| # Architecture |
| |
| To ensure clean separation of concerns, we have organized the units of |
| containerd's behavior into _components_. _Components_ are roughly organized |
| into _subsystems_. _Components_ that bridge subsystems may be referred to as |
| _modules_. _Modules_ typically provide cross-cutting functionality, such as |
| persistent storage or event distribution. Understanding these _components_ and |
| their relationships is key to modifying and extending the system. |
| |
| This document will cover very high-level interaction. For details on each |
| module, please see the relevant design document. |
| |
| The main goal of this architecture is to coordinate the creation and execution |
| of _bundles_. _Bundles_ contain configuration, metadata and root filesystem |
| data and are consumed by the _runtime_. A _bundle_ is the on-disk |
| representation of a runtime container. _Bundles_ are mutable and can be passed |
| to other systems for modification or packed up and distributed. In practice, it |
| is simply a directory on the filesystem. |
| |
|  |
| |
| Note that while these architectural ideas are important to understanding the |
| system, code layout may not reflect the exact architecture. These ideas should |
| be used as a guide for placing functionality and behavior and understanding the |
| thought behind the design. |
| |
| ## Subsystems |
| |
| External users interact with services, made available via a GRPC API. |
| |
| - __*Distribution*__: The distribution service supports pulling images. |
| - __*Bundle*__: The bundle service allows the user to extract and pack bundles |
| from disk images. |
| - __*Runtime*__: The runtime service supports the execution of _bundles_, |
| including the creation of runtime containers. |
| |
| Typically, each subsystem will have one or more related _controller_ components |
| that implement the behavior of the _subsystem_. The behavior of the _subsystem_ |
| may be exported for access via corresponding _services_. |
| |
| ## Modules |
| |
| In addition to the subsystems have, we have several components that may cross |
| subsystem boundaries, referenced to as components.

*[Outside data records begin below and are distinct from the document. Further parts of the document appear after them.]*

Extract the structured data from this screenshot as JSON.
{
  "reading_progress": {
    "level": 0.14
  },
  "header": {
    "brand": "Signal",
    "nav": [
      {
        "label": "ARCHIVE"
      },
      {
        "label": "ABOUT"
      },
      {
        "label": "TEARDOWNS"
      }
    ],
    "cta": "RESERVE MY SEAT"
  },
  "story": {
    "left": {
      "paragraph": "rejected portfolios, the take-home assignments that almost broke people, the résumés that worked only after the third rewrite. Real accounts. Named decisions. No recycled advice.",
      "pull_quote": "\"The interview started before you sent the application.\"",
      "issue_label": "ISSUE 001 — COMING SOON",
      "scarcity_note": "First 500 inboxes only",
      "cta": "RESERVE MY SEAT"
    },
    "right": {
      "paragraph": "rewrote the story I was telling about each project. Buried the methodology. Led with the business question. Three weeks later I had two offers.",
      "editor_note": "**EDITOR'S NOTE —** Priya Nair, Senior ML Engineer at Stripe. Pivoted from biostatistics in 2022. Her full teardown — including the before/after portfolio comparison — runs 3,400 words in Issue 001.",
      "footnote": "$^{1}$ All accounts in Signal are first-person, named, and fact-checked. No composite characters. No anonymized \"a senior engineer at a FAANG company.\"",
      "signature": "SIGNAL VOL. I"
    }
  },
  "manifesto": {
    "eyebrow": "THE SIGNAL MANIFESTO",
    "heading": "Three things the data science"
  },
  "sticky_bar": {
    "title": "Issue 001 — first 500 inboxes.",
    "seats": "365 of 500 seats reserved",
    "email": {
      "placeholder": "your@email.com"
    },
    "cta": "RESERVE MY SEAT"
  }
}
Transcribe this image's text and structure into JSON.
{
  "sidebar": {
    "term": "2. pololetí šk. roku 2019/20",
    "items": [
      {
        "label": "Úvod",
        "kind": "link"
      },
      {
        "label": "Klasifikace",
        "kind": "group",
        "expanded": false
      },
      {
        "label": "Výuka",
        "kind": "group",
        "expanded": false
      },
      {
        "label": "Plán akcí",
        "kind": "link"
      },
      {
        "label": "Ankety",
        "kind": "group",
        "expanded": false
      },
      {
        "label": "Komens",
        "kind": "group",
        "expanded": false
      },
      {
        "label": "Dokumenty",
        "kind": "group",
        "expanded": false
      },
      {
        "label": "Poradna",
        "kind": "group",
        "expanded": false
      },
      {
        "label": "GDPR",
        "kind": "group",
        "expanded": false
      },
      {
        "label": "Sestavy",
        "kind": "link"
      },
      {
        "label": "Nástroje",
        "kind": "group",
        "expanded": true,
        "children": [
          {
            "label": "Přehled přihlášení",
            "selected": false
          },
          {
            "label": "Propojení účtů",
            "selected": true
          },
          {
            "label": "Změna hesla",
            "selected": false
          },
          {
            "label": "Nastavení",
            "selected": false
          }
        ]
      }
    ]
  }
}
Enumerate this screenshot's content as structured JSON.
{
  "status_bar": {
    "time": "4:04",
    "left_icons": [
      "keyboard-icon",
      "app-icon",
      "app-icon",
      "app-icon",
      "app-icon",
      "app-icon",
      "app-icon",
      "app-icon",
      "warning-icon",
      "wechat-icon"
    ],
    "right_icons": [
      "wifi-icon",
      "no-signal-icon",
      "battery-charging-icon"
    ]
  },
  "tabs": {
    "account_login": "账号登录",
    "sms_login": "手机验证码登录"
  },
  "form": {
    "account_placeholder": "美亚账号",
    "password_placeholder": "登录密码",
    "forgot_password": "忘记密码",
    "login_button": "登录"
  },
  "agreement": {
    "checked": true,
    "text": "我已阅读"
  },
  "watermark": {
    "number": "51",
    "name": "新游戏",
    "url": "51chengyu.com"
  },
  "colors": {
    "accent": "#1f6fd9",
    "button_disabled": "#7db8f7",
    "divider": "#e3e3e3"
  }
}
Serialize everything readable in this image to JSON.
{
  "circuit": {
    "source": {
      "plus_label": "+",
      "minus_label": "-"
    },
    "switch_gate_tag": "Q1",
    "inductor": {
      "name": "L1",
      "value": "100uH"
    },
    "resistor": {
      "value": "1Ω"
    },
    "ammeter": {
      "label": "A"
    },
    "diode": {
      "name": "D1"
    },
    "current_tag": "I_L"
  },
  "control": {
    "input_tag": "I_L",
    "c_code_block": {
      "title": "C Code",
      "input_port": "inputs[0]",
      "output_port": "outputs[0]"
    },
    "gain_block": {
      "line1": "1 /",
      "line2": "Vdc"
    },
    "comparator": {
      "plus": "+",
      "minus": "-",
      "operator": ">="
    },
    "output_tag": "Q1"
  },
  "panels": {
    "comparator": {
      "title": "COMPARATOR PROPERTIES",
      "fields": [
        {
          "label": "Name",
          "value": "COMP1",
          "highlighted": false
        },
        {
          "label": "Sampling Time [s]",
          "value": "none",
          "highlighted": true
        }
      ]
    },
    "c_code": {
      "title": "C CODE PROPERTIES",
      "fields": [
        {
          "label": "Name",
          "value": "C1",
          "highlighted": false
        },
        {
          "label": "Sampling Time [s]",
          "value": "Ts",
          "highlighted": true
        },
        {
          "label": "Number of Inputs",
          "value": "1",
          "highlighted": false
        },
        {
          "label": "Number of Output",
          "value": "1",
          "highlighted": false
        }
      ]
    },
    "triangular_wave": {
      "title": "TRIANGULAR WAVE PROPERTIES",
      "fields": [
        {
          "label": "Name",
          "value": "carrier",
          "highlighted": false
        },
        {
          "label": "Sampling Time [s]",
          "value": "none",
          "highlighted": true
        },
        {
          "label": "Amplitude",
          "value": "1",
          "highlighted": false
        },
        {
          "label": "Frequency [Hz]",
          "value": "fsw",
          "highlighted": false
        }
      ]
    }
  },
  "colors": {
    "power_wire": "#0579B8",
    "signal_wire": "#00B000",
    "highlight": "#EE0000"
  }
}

We have the following |
| components: |
| |
| - __*Executor*__: The executor implements the actual container runtime. |
| - __*Supervisor*__: The supervisor monitors and reports container state. |
| - __*Metadata*__: Stores metadata in a graph database. Use to store any |
| persistent references to images and bundles. Data entered into the |
| database will have schemas coordinated between components to provide access |
| to arbitrary data. Other functionality includes hooks for garbage collection |
| of on-disk resources. |
| - __*Content*__: Provides access to content addressable storage. All immutable |
| content will be stored here, keyed by content hash. |
| - __*Snapshot*__: Manages filesystem snapshots for container images. This is |
| analogous to the graphdriver in Docker today. Layers are unpacked into |
| snapshots. |
| - __*Events*__: Supports the collection and consumption of events for providing |
| consistent, event driven behavior and auditing. Events may be replayed to |
| various _modules_ |
| - __*Metrics*__: Each components will export several metrics, accessible via |
| the metrics API. (We may want to promote this to a subsystem. |
| |
| ## Data Flow |
| |
| As discussed above, the concept of a _bundle_ is central to containerd. Below |
| is a diagram illustrating the data flow for bundle creation. |
| |
|  |
| |
| Let's take pulling an image as a demonstrated example: |
| |
| 1. Instruct the Distribution layer to pull a particular image. The distribution |
| layer places the image content into the _content store_. The image name and |
| root manifest pointers are registered with the metadata store. |
| 2. Once the image is pulled, the user can instruct the bundle controller to |
| unpack the image into a bundle. Consuming from the content store, _layers_ |
| from the image are unpacked into the _snapshot_ component. |
| 3. When the snapshot for the rootfs of a container is ready, the _bundle |
| controller_ can use the image manifest and config to prepare the execution |
| configuration. Part of this is entering mounts into the execution config |
| from the _snapshot_ module. |
| 4. The prepared bundle is then passed off to the _runtime_ subsystem for |
| execution. It reads the bundle configuration to create a running container. |
| |